The progress made in four years by New Milford coach Larry Badaracco is no more evidenced by how the Green Wave signed off the 2017 season — a 37-0 win over New Fairfield to reclaim the Candlewood Cup and finish the season 4-6.
It turns out that’ll be Badaracco’s parting gift to the program.
Badaracco resigned after four years with the Green Wave, informing his players during a meeting Wednesday. Badaracco went 16-25 during the spell, including 13-17 the last three seasons.
Badaracco — who teaches and will continue to do so at the school despite the decision — left the program to spend more time with his family, he said.
“I think it’s time for me to move on from New Milford,” Badaracco said by phone Wednesday. “I think we did a lot of good things the last few years, and established a good program. For me, I just need to be there more for my family, my kids are getting a little older.”

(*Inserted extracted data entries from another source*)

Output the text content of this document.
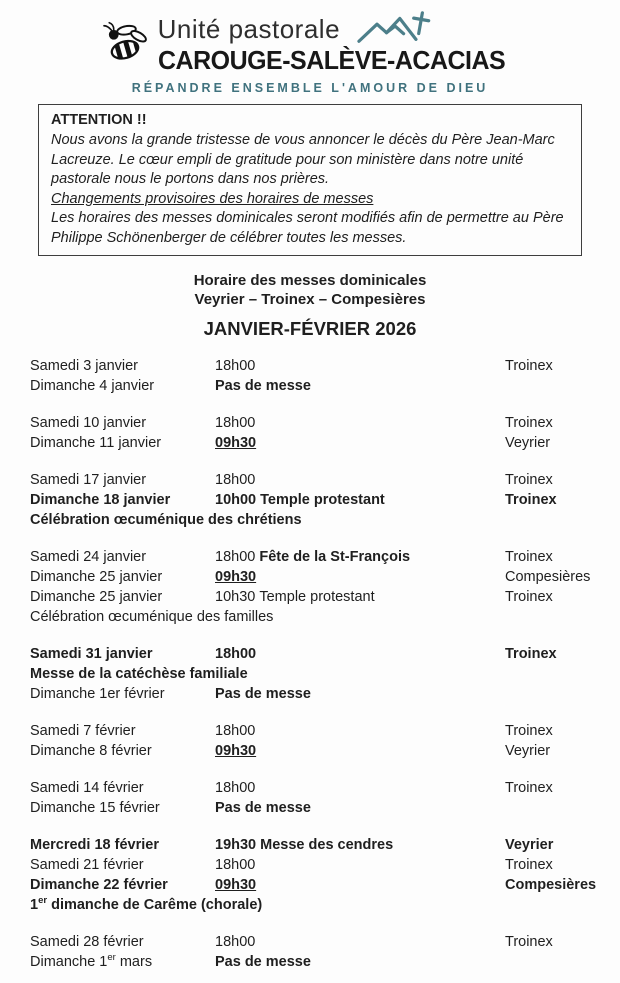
Unité pastorale
CAROUGE-SALÈVE-ACACIAS
RÉPANDRE ENSEMBLE L'AMOUR DE DIEU
ATTENTION !!
Nous avons la grande tristesse de vous annoncer le décès du Père Jean-Marc Lacreuze. Le cœur empli de gratitude pour son ministère dans notre unité pastorale nous le portons dans nos prières.
Changements provisoires des horaires de messes
Les horaires des messes dominicales seront modifiés afin de permettre au Père Philippe Schönenberger de célébrer toutes les messes.
Horaire des messes dominicales
Veyrier – Troinex – Compesières
JANVIER-FÉVRIER 2026
Samedi 3 janvier	18h00	Troinex
Dimanche 4 janvier	Pas de messe
Samedi 10 janvier	18h00	Troinex
Dimanche 11 janvier	09h30	Veyrier
Samedi 17 janvier	18h00	Troinex
Dimanche 18 janvier	10h00 Temple protestant	Troinex
Célébration œcuménique des chrétiens
Samedi 24 janvier	18h00 Fête de la St-François	Troinex
Dimanche 25 janvier	09h30	Compesières
Dimanche 25 janvier	10h30 Temple protestant	Troinex
Célébration œcuménique des familles
Samedi 31 janvier	18h00	Troinex
Messe de la catéchèse familiale
Dimanche 1er février	Pas de messe
Samedi 7 février	18h00	Troinex
Dimanche 8 février	09h30	Veyrier
Samedi 14 février	18h00	Troinex
Dimanche 15 février	Pas de messe
Mercredi 18 février	19h30 Messe des cendres	Veyrier
Samedi 21 février	18h00	Troinex
Dimanche 22 février	09h30	Compesières
1er dimanche de Carême (chorale)
Samedi 28 février	18h00	Troinex
Dimanche 1er mars	Pas de messe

New Milford’s youth setup is consisted of two programs — the Green Wave and the Bulls — the lack of cohesion from the top down was another factor in the decision to step back, albeit a minor one Badaracco reiterated.
The 2006 Western Connecticut State University graduate hopped right into coaching with the Colonials before moving on to the high school ranks. He joined New Milford in 2013 as an assistant and took over the head coaching role when John Murphy abruptly resigned in 2014.
He moved quickly to apply his fingerprint on the program, which included a high-octane offense that refused to punt regardless of the situation. Onside kicks were as common as deep shots down the field, too.
New Milford went 4-6 this season, which included its first win over a team with a winning record (Weston) since 2006. Turnovers in a few close losses is all that separated the Green Wave from their first winning season since 2008.
“Offensively we scored a ton of points and defense finally came together,” Badaracco said. “The best memory was probably the last game we played against New Fairfield; that was our first win in November and our first shutout as a team.”
Badaracco said he hoped to return to coaching in the future.
“Those kids they very hard are eager to be successful,” Badaracco said. “I’ll still be here for the seniors in terms of recruiting. It’s not easy to do something for four years, to put all your effort in and walk away.”